Onfray pone el origen de la religión en el fomento interesado de la conciencia de culpa para dominar a los hombres, apoyándose en el miedo a la muerte. Comte-Sponville no está de acuerdo: “La mayor fuerza de las religiones no es, contra lo que a menudo se dice, confortar a los creyentes ante la muerte. La perspectiva del infierno es más inquietante que la de la nada”. Más bien, la religión satisface fuertes necesidades humanas; ante la muerte no ofrece solo consuelo, sino algo más importante aún: el ritual necesario para rendir digno tributo a los muertos. Sobre todo, nos da esperanza porque confirma nuestro deseo de inmortalidad. Y esto precisamente: que queremos que Dios exista, hace la creencia en Dios sospechosa de corresponder a nuestros deseos, no a la verdad.

Todos descartan que la fe provenga de una revelación divina. Onfray rebate, de manera bastante simplista, que los libros sagrados sean revelados (“inspirados y producidos bajo el dictado de Dios”, dice): aduce que la investigación crítica, filológica e histórica, lo desmiente. Algo similar sostiene Dawkins, y añade que frente a las distintas revelaciones rivales no hay criterio para escoger, y al final cada cual tiene la que le asigna la tradición en que ha nacido.

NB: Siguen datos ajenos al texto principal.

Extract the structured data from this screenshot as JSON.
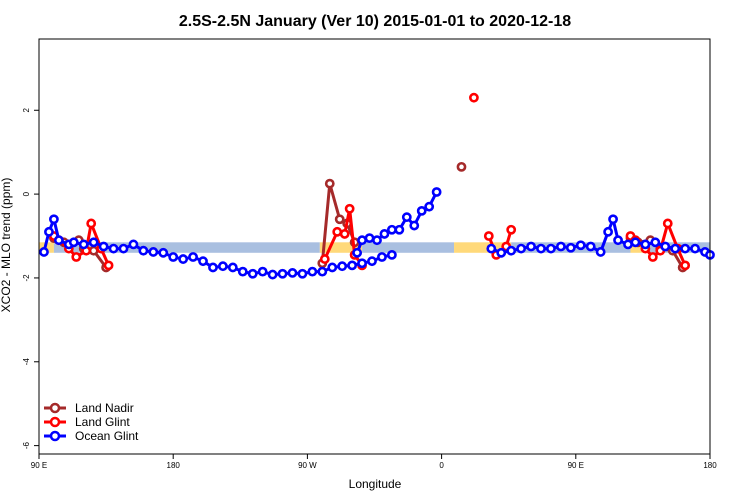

“Comte-Sponville plantea una cuestión más radical: si Dios quiere revelarse, ¿por qué no lo hace con evidencia?”, escribe Morerod. En palabras del propio ateo: “Una de mis principales razones para no creer en Dios es que no tengo ninguna experiencia de él. (…) Es siempre la primera objeción que se me ocurre cuando un creyente intenta convertirme. ¿Por qué te tomas tanta molestia?, me dan ganas de preguntarle. Si Dios quisiera que yo creyese, ¡bien pronto lo haría! Si no quiere para qué empeñarte?”

Objeciones muy pensadas

En su respuesta, Morerod señala que en efecto la religión corresponde a los deseos humanos; pero eso es solo una parte de la verdad: “la religión exige también sacrificios considerables”. Tomás de Aquino reconoce que la esperanza en la vida eterna mueve a creer; pero se refiere a algo específico de la fe cristiana, no a la existencia de Dios, que es en principio previa a la fe.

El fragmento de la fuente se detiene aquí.